Yes, I know that XIP has code to do this. Read what I said:

> > Again, this is infrastructure we already have in the page cache - we
> > should not be using a different mechanism for XIP.

Willy, I'm coming from the position of having taken a look at the
XIP code with an eye to adding support to XFS. What I've found is a
*toy* that people played with years ago that relied on a specific
block device implementation.  It simply wasn't architected for ext4
or XFS or btrfs to be implemented on top of it.

It wasn't designed with the consideration that we might need
buffering for mmap writes because we use data transformations in the
IO path (the encryption example, again).

It wasn't design to allow filesystems that require locking other than
i_mutex in the io path to work or do other operations prior to 
the write IO that might be needed to avoid stale data exposure on
extending writes.

It doesn't even serialise xip_file_read() against any other IO
operation at all, and so can race with writes, truncates, hole
punches or any other operations that might modify the underlying
file or block map. That's not just downright nasty, that's a major
security issue. The direct IO design pattern allows filesystems to
put their own locking in place to prevent these sorts of problems.
e.g. XFS holds the IOLOCK in shared mode across reads, so does not
need to rely on page locks to avoid read racing with truncate, etc.

Quite frankly the XIP infrastructure as it stands is simply
inadequate for modern filesystems like ext4 or XFS - it is so full
of holes it makes swiss cheese look positively solid.  If we are
going to make XIP a first class citizen - and we need to for
persistent memory support - then we need to architect a proper
solution for it.  When faced with the choice of "reimplement every
filesystem with custom solutions" or "add generic infrastructure for
the existing filesystem hooks", the answer is a no-brainer: generic
infrastructure improvements win every time. 
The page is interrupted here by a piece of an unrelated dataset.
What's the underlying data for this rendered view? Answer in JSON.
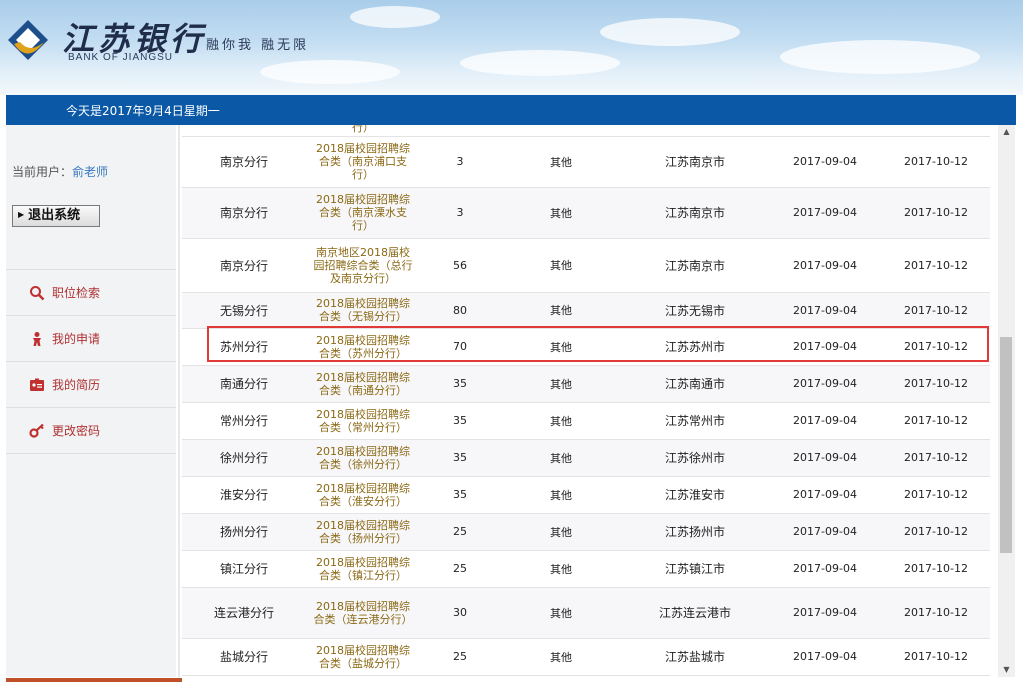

Willy, the "XIP as an IO path" infrastructure change is the critical
one that needs to be made. It's not a huge amount of work; it'd take
me a week to do it and to port XFS to support XIP, but I don't have
a week I can spare right now. Intel clearly have resources to throw
at this problem, so I'd be really happy to only have to worry about
the day it would take to do the "port XFS" part of the work.

Cheers,

Dave.
-- 
Dave Chinner
david@fromorbit.com